Support Questions
Find answers, ask questions, and share your expertise
Announcements
Alert: Welcome to the Unified Cloudera Community. Former HCC members be sure to read and learn how to activate your account here.

Multi line regex for Hive Regex Serde

Multi line regex for Hive Regex Serde

Contributor

I have been trying to put together a regex to create a Hive external table on a log (text) file, which has some log entries spanning across various lines; but I haven't been successful yet. 

 

Does anyone have any experience with such a requirement? Does Hive Regex Serde support multiple lines?

 

Here's the sample text from the log file I am working with:

 

[2016-12-31T14:30:03.917+00:00] [SomeText] [NOTIFICATION:1] [] [] [ecid: 005HFKbQ7Z_3zyZ8DyW0001DO000CH3,0:1:2:2:1:6] [tid: 514cd700] [13013] Init block, 'Sample Tables', has more variables than the query select list.
[2016-12-31T14:30:03.918+00:00] [SomeText] [NOTIFICATION:1] [] [] [ecid: 005HFKbPIy83zZ8DyW0001DO000CGz,0:1:2:2:1:6] [tid: 50875700] [13013] Init block, 'Sample Tables', has more variables than the query select list.
[2016-12-31T14:56:18.467+00:00] [SomeText] [NOTIFICATION:1] [] [] [ecid: 005HFM4dHTk3z8DyW0001A60020wY,0] [tid: 5fe23700] [59118] Operation Purge Query Plan Cache succeeded!
[2016-12-31T15:00:01.46+00:00] [SomeText] [ERROR:1] [] [] [ecid: 005HFMIa1ln3yZ8DyW0001A600211s,0:6] [tid: 64df7700] [nQSError: 17014] Could not connect to Oracle database. [[
file: server/Query/Execution/DbGateway/Oci8i/../Oci8/Src/SQXOci8.cpp; line: 373
Properties: description=RpScopeVar Exchange; producerID=1405455368; requestID=429096; sessionID=4236224; userName=User;
[nQSError: 17001] Oracle Error code: 12541, message: ORA-12541: TNS:no listener
at OCI call OCILogon.

********** Task: 1. Running for (mls): 82 **********
Description: DB Connect
DSN: TEXT; userName=USER

********** Task: 2. Running for (mls): 82 **********
Description: RpScopeVar GatewayDbGateway Prepare
DSN:Forecasting OLTP Connection Pool;userName:User
SQL:select max(DT) from APPS.TBL where TS is not null and DT <= SYSDATE

********** Task: 3. Running for (mls): 82 **********
Description: Producer::ExecuteOnce()
Activity type:Producer::ExecuteOnce()
Repository Name::Star Subject Area Name:: User Name::User
Logical Hash of SQL:: 0x0
SQL::

]]

================================================================

 

The goal is to write a regex and create Hive table on top of this file.
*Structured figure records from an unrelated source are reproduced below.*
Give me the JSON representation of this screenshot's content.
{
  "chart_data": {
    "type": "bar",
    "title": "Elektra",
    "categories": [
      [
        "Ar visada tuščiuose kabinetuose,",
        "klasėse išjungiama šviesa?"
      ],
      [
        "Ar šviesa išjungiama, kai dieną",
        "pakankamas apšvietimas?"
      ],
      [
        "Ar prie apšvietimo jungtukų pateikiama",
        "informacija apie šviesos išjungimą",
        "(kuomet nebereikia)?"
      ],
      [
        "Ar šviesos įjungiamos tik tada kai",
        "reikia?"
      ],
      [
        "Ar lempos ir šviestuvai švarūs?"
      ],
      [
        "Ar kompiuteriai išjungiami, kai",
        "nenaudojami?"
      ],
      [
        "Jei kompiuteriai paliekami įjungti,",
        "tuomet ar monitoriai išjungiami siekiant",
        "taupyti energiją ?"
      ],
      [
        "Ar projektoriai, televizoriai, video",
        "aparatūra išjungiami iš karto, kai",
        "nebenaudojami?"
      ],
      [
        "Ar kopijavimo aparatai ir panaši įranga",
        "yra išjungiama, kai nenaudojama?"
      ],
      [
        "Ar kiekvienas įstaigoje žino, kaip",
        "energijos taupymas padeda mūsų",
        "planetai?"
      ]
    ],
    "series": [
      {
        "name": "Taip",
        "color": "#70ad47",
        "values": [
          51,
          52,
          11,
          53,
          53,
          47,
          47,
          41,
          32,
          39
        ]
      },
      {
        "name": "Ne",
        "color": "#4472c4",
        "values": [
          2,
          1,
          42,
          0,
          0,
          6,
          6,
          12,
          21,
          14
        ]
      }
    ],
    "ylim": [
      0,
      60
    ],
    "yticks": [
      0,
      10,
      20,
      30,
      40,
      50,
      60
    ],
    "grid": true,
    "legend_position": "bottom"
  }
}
The highlighted text should either be in a single field or broken into two fields - one containing the text before "[[" and 2nd containing everything between "[[" and "]]".

 

Any help would be greatly appreciated.

1 REPLY 1
Highlighted

Re: Multi line regex for Hive Regex Serde

Guru

Hi,

 

This is currently not supported as mentioned in the related thread:

https://community.cloudera.com/t5/Batch-SQL-Apache-Hive/Hive-Regex-Serde-for-Multiple-Line/td-p/3709...

 

As Harsh mentioned, this is due to the fact that it is applied on top of the record reader which has the limitation of reading one line of data. Please follow Harsh's recommendation.